GIADA MONTOMOLI

Giada Montomoli, classe 1986, è un’artista visiva poliedrica di origine colombiana e italiana. Lavora ai suoi progetti per privati o aziende nel suo studio YeyaeFont nel quartiere di Acquabella a Milano, tiene un workshop all’istituto europeo di design – dove insegna un metodo alternativo di ricerca per concept. Predilige l’uso del tessuto come mezzo di comunicazione, sintetizzando quello che vede in simboli. Lo stile è diretto e onesto, fortemente legato alle sue origini, alla sua passione per l’antropologia culturale e la sessualità.
Alcuni dei suoi progetti più importanti Something blue, Arpilleras, Macro pieces ..

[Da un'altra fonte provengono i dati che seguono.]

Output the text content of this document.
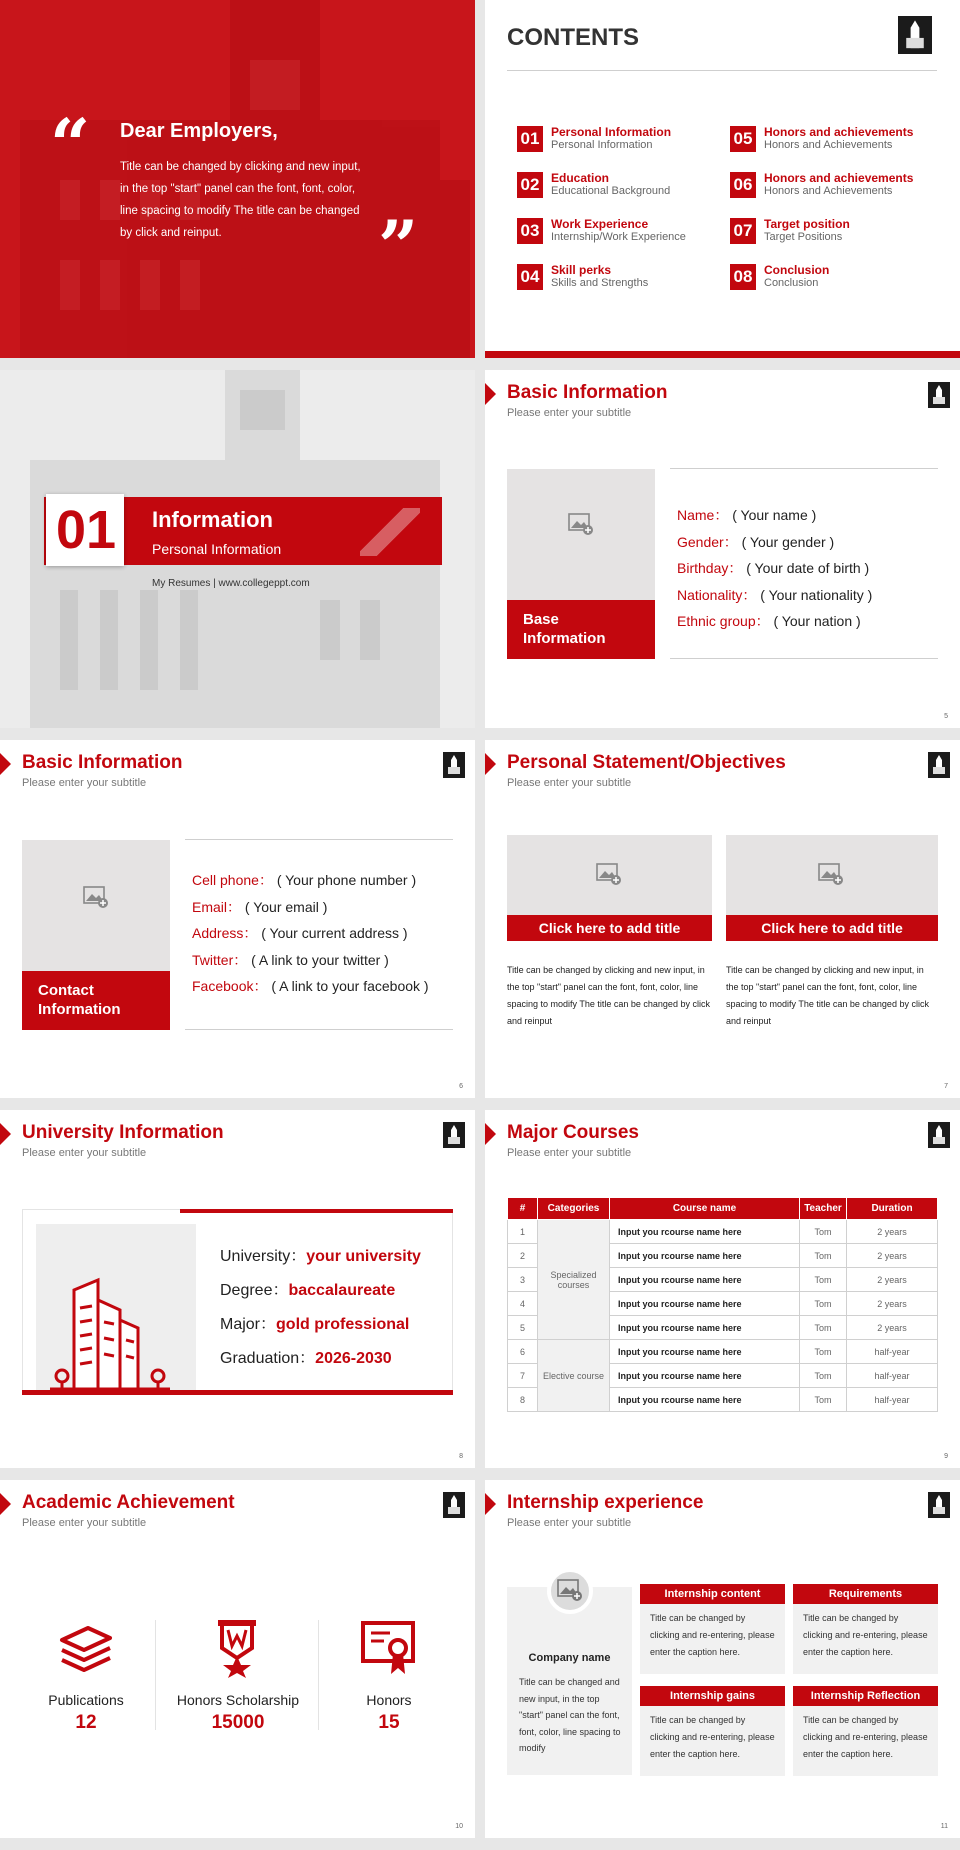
“
”
Dear Employers,
Title can be changed by clicking and new input, in the top "start" panel can the font, font, color, line spacing to modify The title can be changed by click and reinput.
CONTENTS
01 Personal Information
Personal Information
02 Education
Educational Background
03 Work Experience
Internship/Work Experience
04 Skill perks
Skills and Strengths
05 Honors and achievements
Honors and Achievements
06 Honors and achievements
Honors and Achievements
07 Target position
Target Positions
08 Conclusion
Conclusion
01 Information
Personal Information
My Resumes | www.collegeppt.com
Basic Information
Please enter your subtitle
Base Information
Name： ( Your name )
Gender： ( Your gender )
Birthday： ( Your date of birth )
Nationality： ( Your nationality )
Ethnic group： ( Your nation )
5
Basic Information
Please enter your subtitle
Contact Information
Cell phone： ( Your phone number )
Email： ( Your email )
Address： ( Your current address )
Twitter： ( A link to your twitter )
Facebook： ( A link to your facebook )
6
Personal Statement/Objectives
Please enter your subtitle
Click here to add title	Click here to add title
Title can be changed by clicking and new input, in the top "start" panel can the font, font, color, line spacing to modify The title can be changed by click and reinput
Title can be changed by clicking and new input, in the top "start" panel can the font, font, color, line spacing to modify The title can be changed by click and reinput
7
University Information
Please enter your subtitle
University：your university
Degree：baccalaureate
Major：gold professional
Graduation：2026-2030
8
Major Courses
Please enter your subtitle
#	Categories	Course name	Teacher	Duration
1	Specialized courses	Input you rcourse name here	Tom	2 years
2		Input you rcourse name here	Tom	2 years
3		Input you rcourse name here	Tom	2 years
4		Input you rcourse name here	Tom	2 years
5		Input you rcourse name here	Tom	2 years
6	Elective course	Input you rcourse name here	Tom	half-year
7		Input you rcourse name here	Tom	half-year
8		Input you rcourse name here	Tom	half-year
9
Academic Achievement
Please enter your subtitle
Publications
12
Honors Scholarship
15000
Honors
15
10
Internship experience
Please enter your subtitle
Company name
Title can be changed and new input, in the top "start" panel can the font, font, color, line spacing to modify
Internship content
Title can be changed by clicking and re-entering, please enter the caption here.
Requirements
Title can be changed by clicking and re-entering, please enter the caption here.
Internship gains
Title can be changed by clicking and re-entering, please enter the caption here.
Internship Reflection
Title can be changed by clicking and re-entering, please enter the caption here.
11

Come definiresti il tuo stile?
Di Pancia. Troppa ricerca e troppi ragionamenti mi tolgono l’emozione che mi provoca un nuovo progetto. Sono agitata, sono impulsiva e i miei lavori sono così, non sono né leccatini, né perfetti. Sono semplicemente sinceri.

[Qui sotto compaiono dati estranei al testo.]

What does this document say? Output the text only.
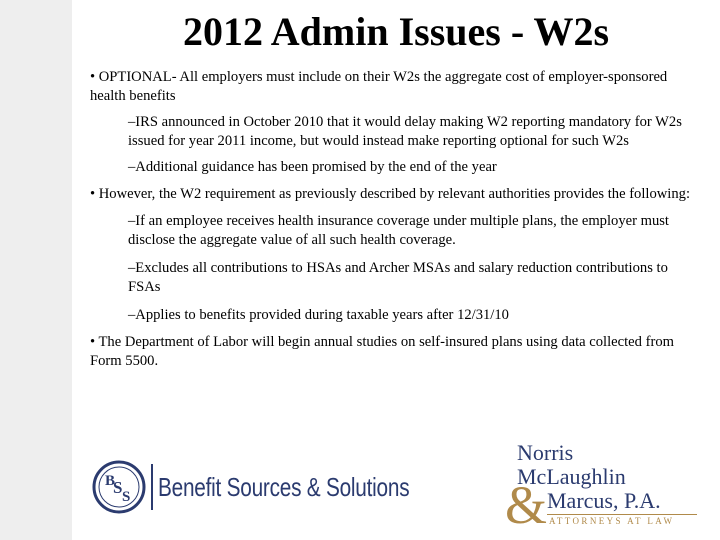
2012 Admin Issues - W2s

• OPTIONAL- All employers must include on their W2s the aggregate cost of employer-sponsored health benefits

–IRS announced in October 2010 that it would delay making W2 reporting mandatory for W2s issued for year 2011 income, but would instead make reporting optional for such W2s

–Additional guidance has been promised by the end of the year

• However, the W2 requirement as previously described by relevant authorities provides the following:

–If an employee receives health insurance coverage under multiple plans, the employer must disclose the aggregate value of all such health coverage.

–Excludes all contributions to HSAs and Archer MSAs and salary reduction contributions to FSAs

–Applies to benefits provided during taxable years after 12/31/10

• The Department of Labor will begin annual studies on self-insured plans using data collected from Form 5500.

B
S S Benefit Sources & Solutions
Norris
McLaughlin
& Marcus, P.A.
ATTORNEYS AT LAW
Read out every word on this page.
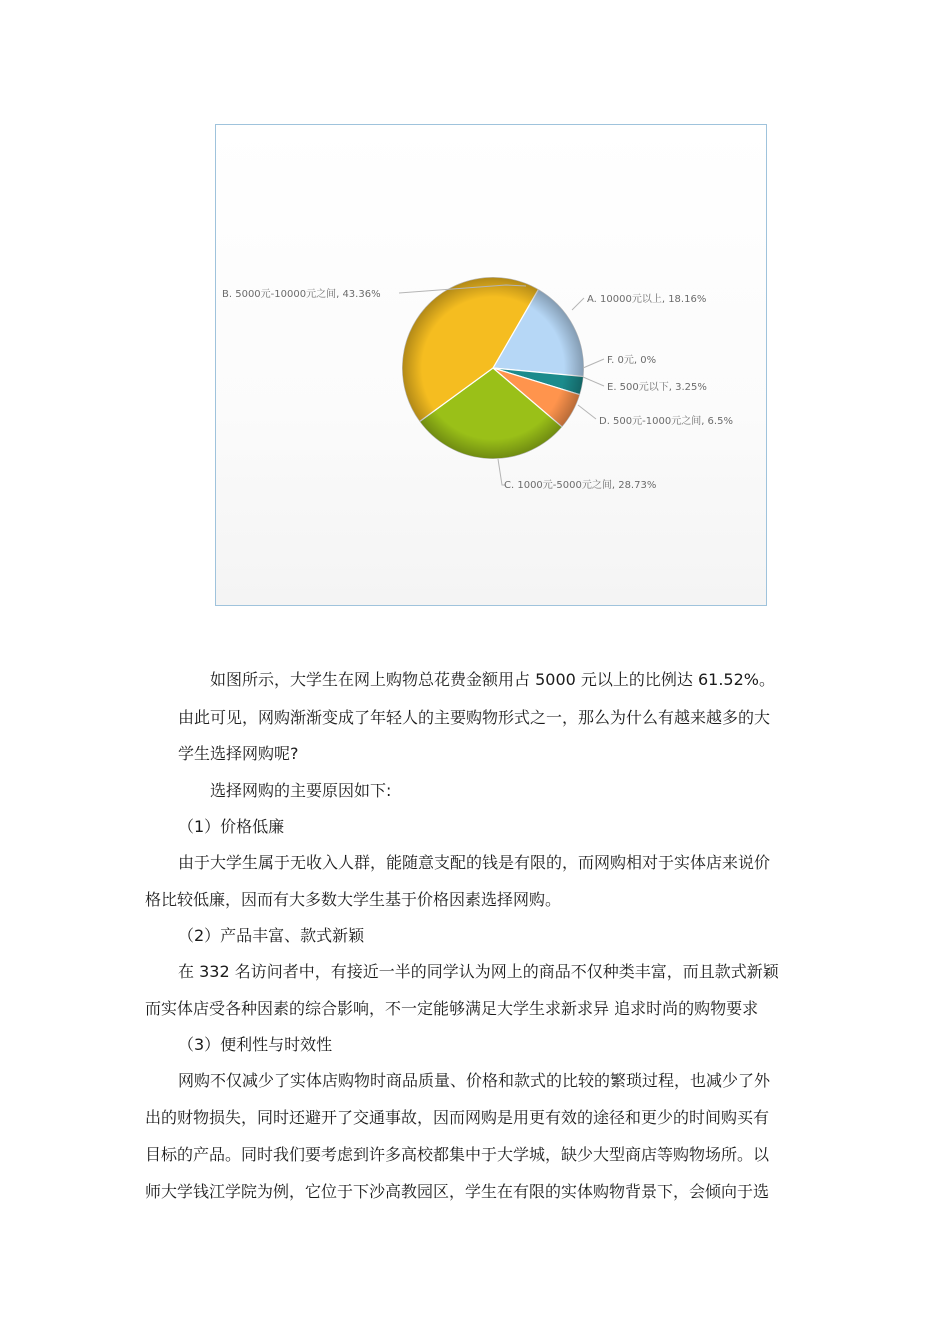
B. 5000元-10000元之间, 43.36%	A. 10000元以上, 18.16%
F. 0元, 0%
E. 500元以下, 3.25%
D. 500元-1000元之间, 6.5%
C. 1000元-5000元之间, 28.73%
如图所示，大学生在网上购物总花费金额用占 5000 元以上的比例达 61.52%。
由此可见，网购渐渐变成了年轻人的主要购物形式之一，那么为什么有越来越多的大
学生选择网购呢?
选择网购的主要原因如下:
（1）价格低廉
由于大学生属于无收入人群，能随意支配的钱是有限的，而网购相对于实体店来说价
格比较低廉，因而有大多数大学生基于价格因素选择网购。
（2）产品丰富、款式新颖
在 332 名访问者中，有接近一半的同学认为网上的商品不仅种类丰富，而且款式新颖
而实体店受各种因素的综合影响，不一定能够满足大学生求新求异 追求时尚的购物要求
（3）便利性与时效性
网购不仅减少了实体店购物时商品质量、价格和款式的比较的繁琐过程，也减少了外
出的财物损失，同时还避开了交通事故，因而网购是用更有效的途径和更少的时间购买有
目标的产品。同时我们要考虑到许多高校都集中于大学城，缺少大型商店等购物场所。以
师大学钱江学院为例，它位于下沙高教园区，学生在有限的实体购物背景下，会倾向于选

Cos’è per te la personalizzazione?
È uno dei modi migliori per esprimere sé stessi. La moda ha sempre preso ispirazione dai capi personalizzati dei movimenti underground, nella musica come nell’arte. Vivere un capo e renderlo manifesto di quello che vuoi dire è qualcosa che non si crea a tavolino in un ufficio stile.
Vivere un capo e renderlo manifesto di quello che vuoi dire...

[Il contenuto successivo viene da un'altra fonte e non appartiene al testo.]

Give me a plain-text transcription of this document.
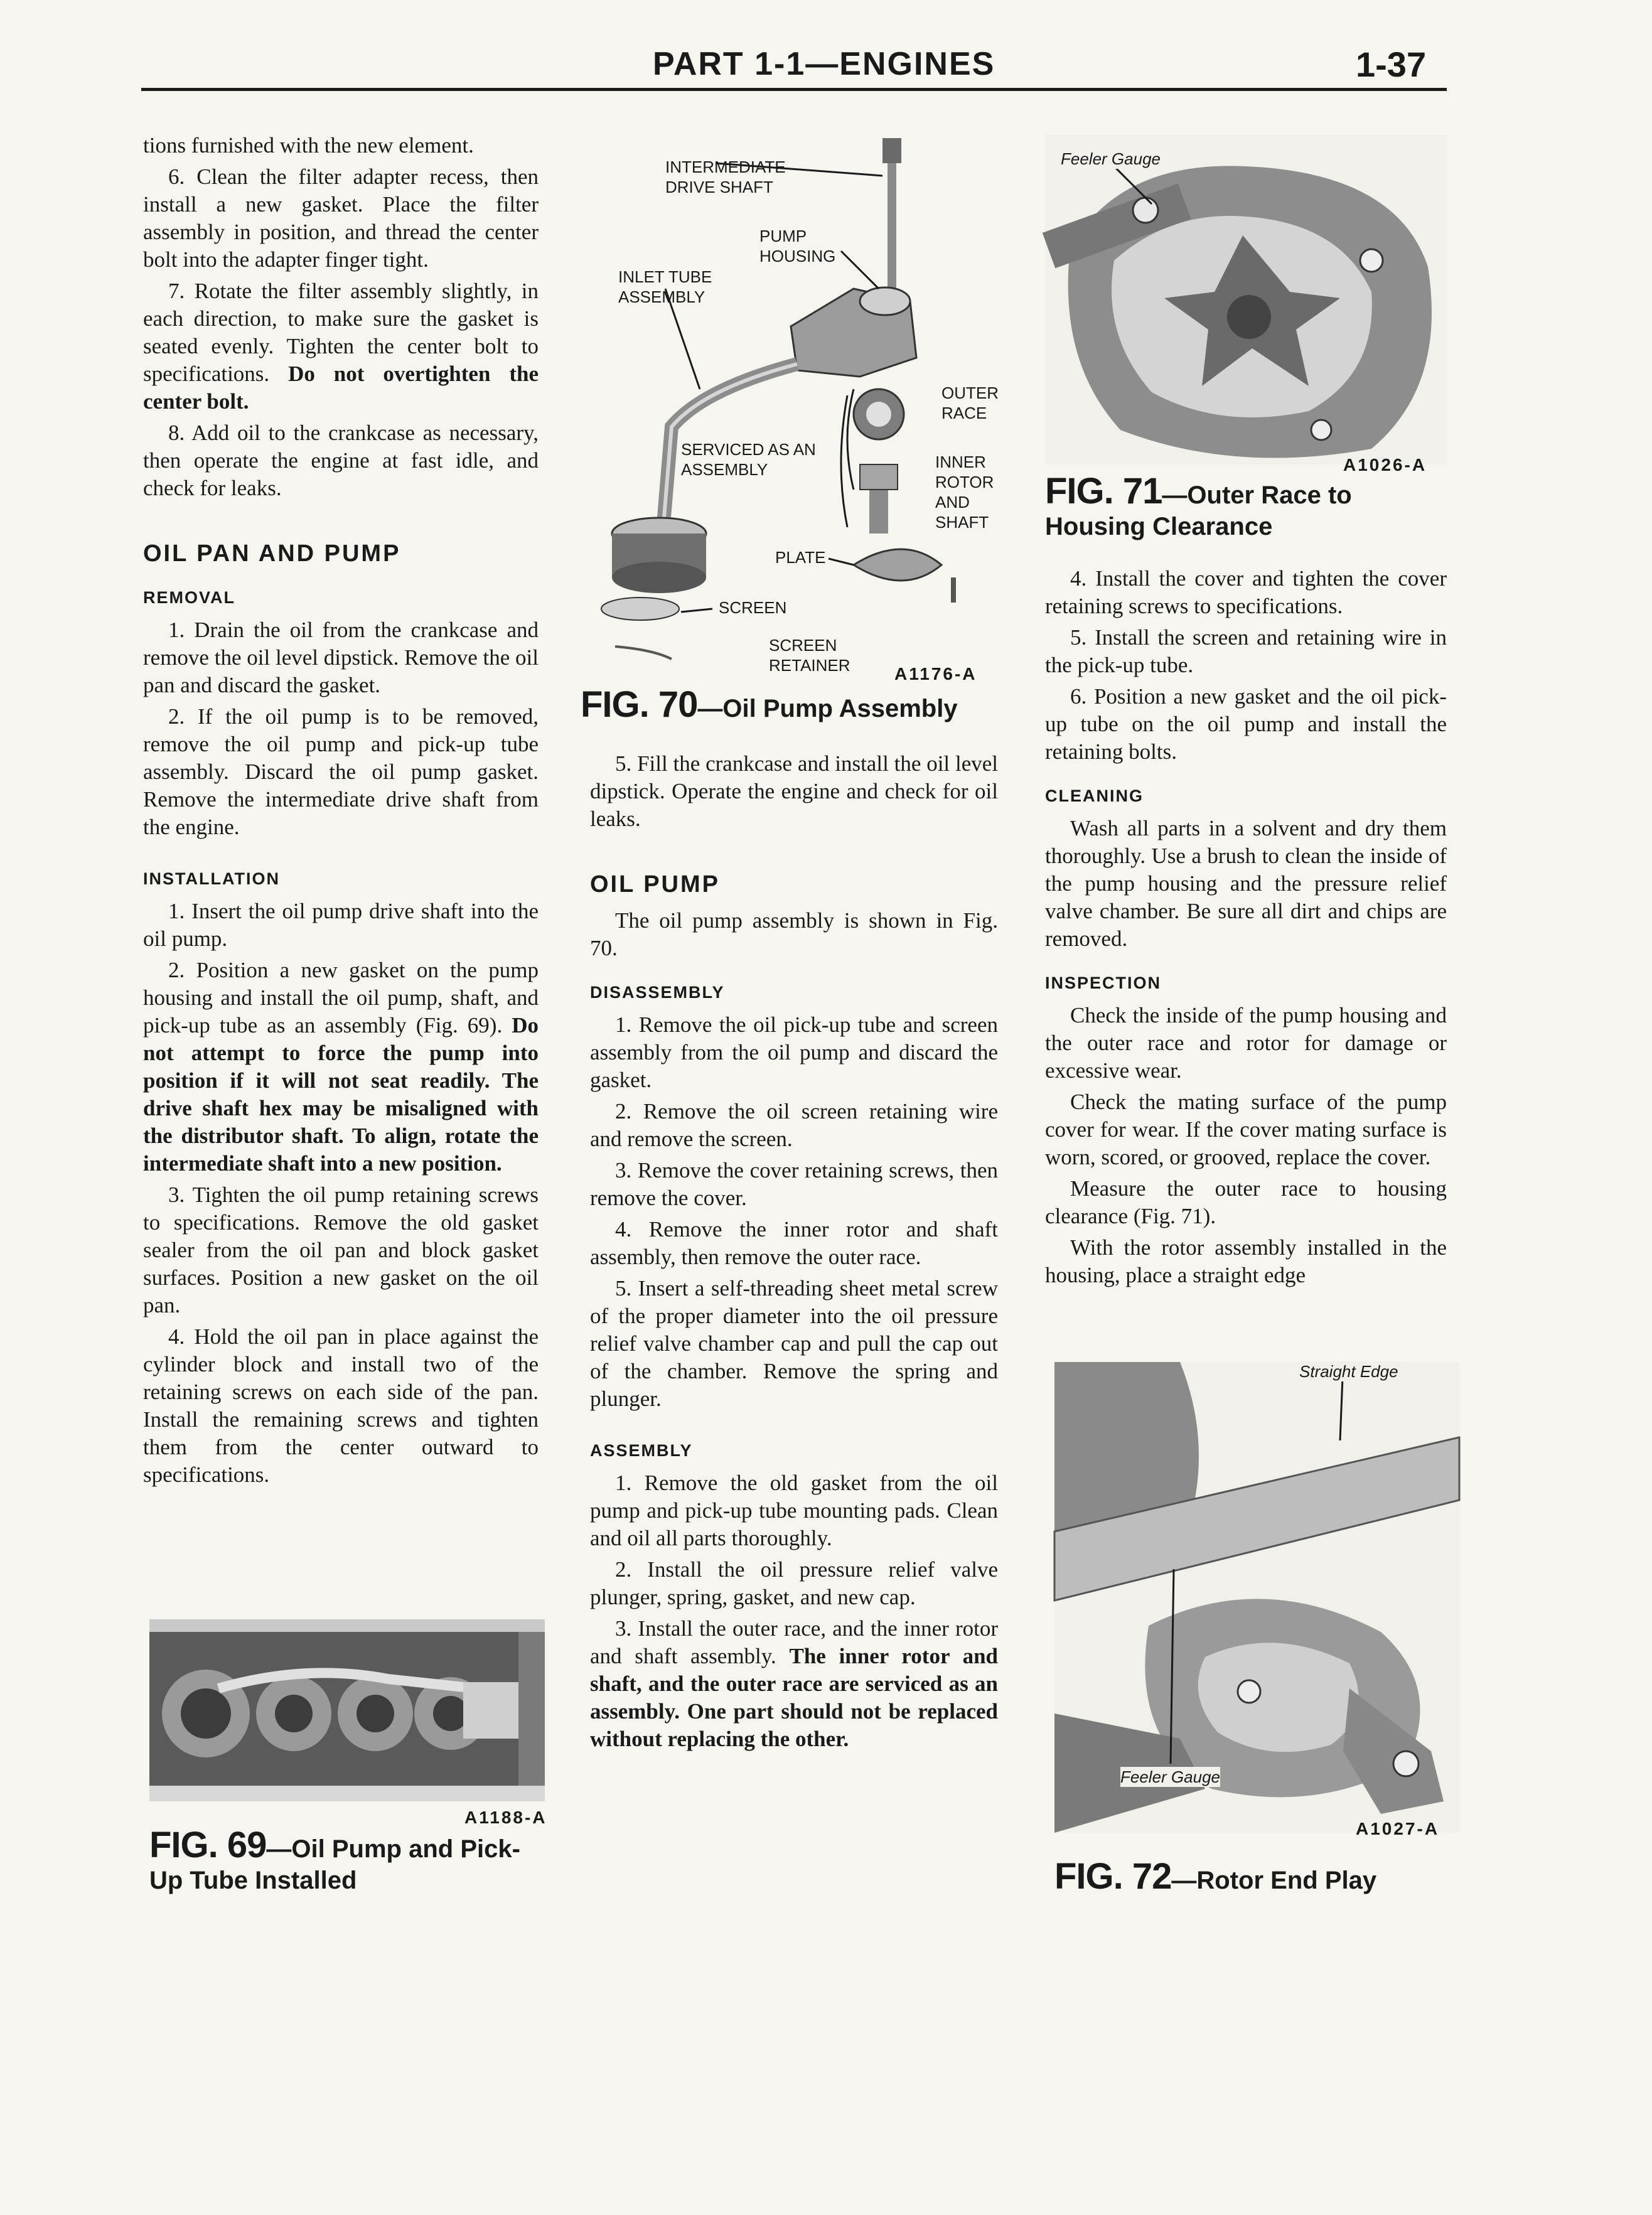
PART 1-1—ENGINES	1-37

tions furnished with the new element.

6. Clean the filter adapter recess, then install a new gasket. Place the filter assembly in position, and thread the center bolt into the adapter finger tight.

7. Rotate the filter assembly slightly, in each direction, to make sure the gasket is seated evenly. Tighten the center bolt to specifications. Do not overtighten the center bolt.

8. Add oil to the crankcase as necessary, then operate the engine at fast idle, and check for leaks.

OIL PAN AND PUMP
REMOVAL

1. Drain the oil from the crankcase and remove the oil level dipstick. Remove the oil pan and discard the gasket.

2. If the oil pump is to be removed, remove the oil pump and pick-up tube assembly. Discard the oil pump gasket. Remove the intermediate drive shaft from the engine.

INSTALLATION

1. Insert the oil pump drive shaft into the oil pump.

2. Position a new gasket on the pump housing and install the oil pump, shaft, and pick-up tube as an assembly (Fig. 69). Do not attempt to force the pump into position if it will not seat readily. The drive shaft hex may be misaligned with the distributor shaft. To align, rotate the intermediate shaft into a new position.

3. Tighten the oil pump retaining screws to specifications. Remove the old gasket sealer from the oil pan and block gasket surfaces. Position a new gasket on the oil pan.

4. Hold the oil pan in place against the cylinder block and install two of the retaining screws on each side of the pan. Install the remaining screws and tighten them from the center outward to specifications.

A1188-A
FIG. 69—Oil Pump and Pick-Up Tube Installed
INTERMEDIATE DRIVE SHAFT
PUMP HOUSING
INLET TUBE ASSEMBLY
OUTER RACE
SERVICED AS AN ASSEMBLY	INNER ROTOR AND SHAFT
PLATE
SCREEN
SCREEN RETAINER	A1176-A
FIG. 70—Oil Pump Assembly

5. Fill the crankcase and install the oil level dipstick. Operate the engine and check for oil leaks.

OIL PUMP

The oil pump assembly is shown in Fig. 70.

DISASSEMBLY

1. Remove the oil pick-up tube and screen assembly from the oil pump and discard the gasket.

2. Remove the oil screen retaining wire and remove the screen.

3. Remove the cover retaining screws, then remove the cover.

4. Remove the inner rotor and shaft assembly, then remove the outer race.

5. Insert a self-threading sheet metal screw of the proper diameter into the oil pressure relief valve chamber cap and pull the cap out of the chamber. Remove the spring and plunger.

ASSEMBLY

1. Remove the old gasket from the oil pump and pick-up tube mounting pads. Clean and oil all parts thoroughly.

2. Install the oil pressure relief valve plunger, spring, gasket, and new cap.

3. Install the outer race, and the inner rotor and shaft assembly. The inner rotor and shaft, and the outer race are serviced as an assembly. One part should not be replaced without replacing the other.

Feeler Gauge
A1026-A
FIG. 71—Outer Race to Housing Clearance

4. Install the cover and tighten the cover retaining screws to specifications.

5. Install the screen and retaining wire in the pick-up tube.

6. Position a new gasket and the oil pick-up tube on the oil pump and install the retaining bolts.

CLEANING

Wash all parts in a solvent and dry them thoroughly. Use a brush to clean the inside of the pump housing and the pressure relief valve chamber. Be sure all dirt and chips are removed.

INSPECTION

Check the inside of the pump housing and the outer race and rotor for damage or excessive wear.

Check the mating surface of the pump cover for wear. If the cover mating surface is worn, scored, or grooved, replace the cover.

Measure the outer race to housing clearance (Fig. 71).

With the rotor assembly installed in the housing, place a straight edge

Straight Edge
Feeler Gauge
A1027-A
FIG. 72—Rotor End Play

A che cosa ti sei ispirata per la customizzazione della Jumpsuit?
Alla natura che si impadronisce della città. Abiti da lavoro che diventano parte di un paesaggio naturale in un futuro alternativo.
Come l’hai realizzata?
Come ogni volta che lavoro con il tessuto, appendo il tutto su una delle travi del mio studio, butto per terra tutti miei scampoli e scarti e monto sul mio scaleo, inizio cosi a immaginare come il tessuto può adattarsi e arrampicarsi sopra, forme che nascono sempre dai suggerimenti che ogni pezzo già mi comunica. Poi colla e tanto olio di polso, si cuce tutto tendenzialmente a mano.
Come approcci un nuovo progetto? Qual è il tuo modus operandi?
Dipende tutto dal materiale che sto usando, per il tessuto lascio che sia lui a parlarmi e a muoversi. Le illustrazioni invece sono sempre messaggere di un concetto forte e spesso anche scomodo: poche linee, dettagli limitati e molta sintesi nel creare un simbolo che senza parole e fronzoli ti racconti un mondo e alle volte ti faccia fare pure un sorriso di sbieco.
Qual è la superficie su cui prediligi lavorare?
Il tessuto. Un giorno può comportarsi in un modo e il giorno dopo muoversi in un altro, non dura per sempre e le persone hanno un forte senso di familiarità davanti ad un’opera fatta in tessuto.
Hai un passato nel mondo dei graffiti e della street art. Quanto c’è di quel background nei tuoi progetti attuali?
I graffiti mi hanno dato molto anche se penso che ero un po’ troppo legata al raggiungimento di certe regole stilistiche che negli anni ho capito che non avrebbero mai parlato di Me. Mi ha lasciato la strada. Ok può sembrare un concetto generico, ma io intendo il guardare cosa succede fuori, le strade dimenticate, i segni sui palazzi e i suoi odori.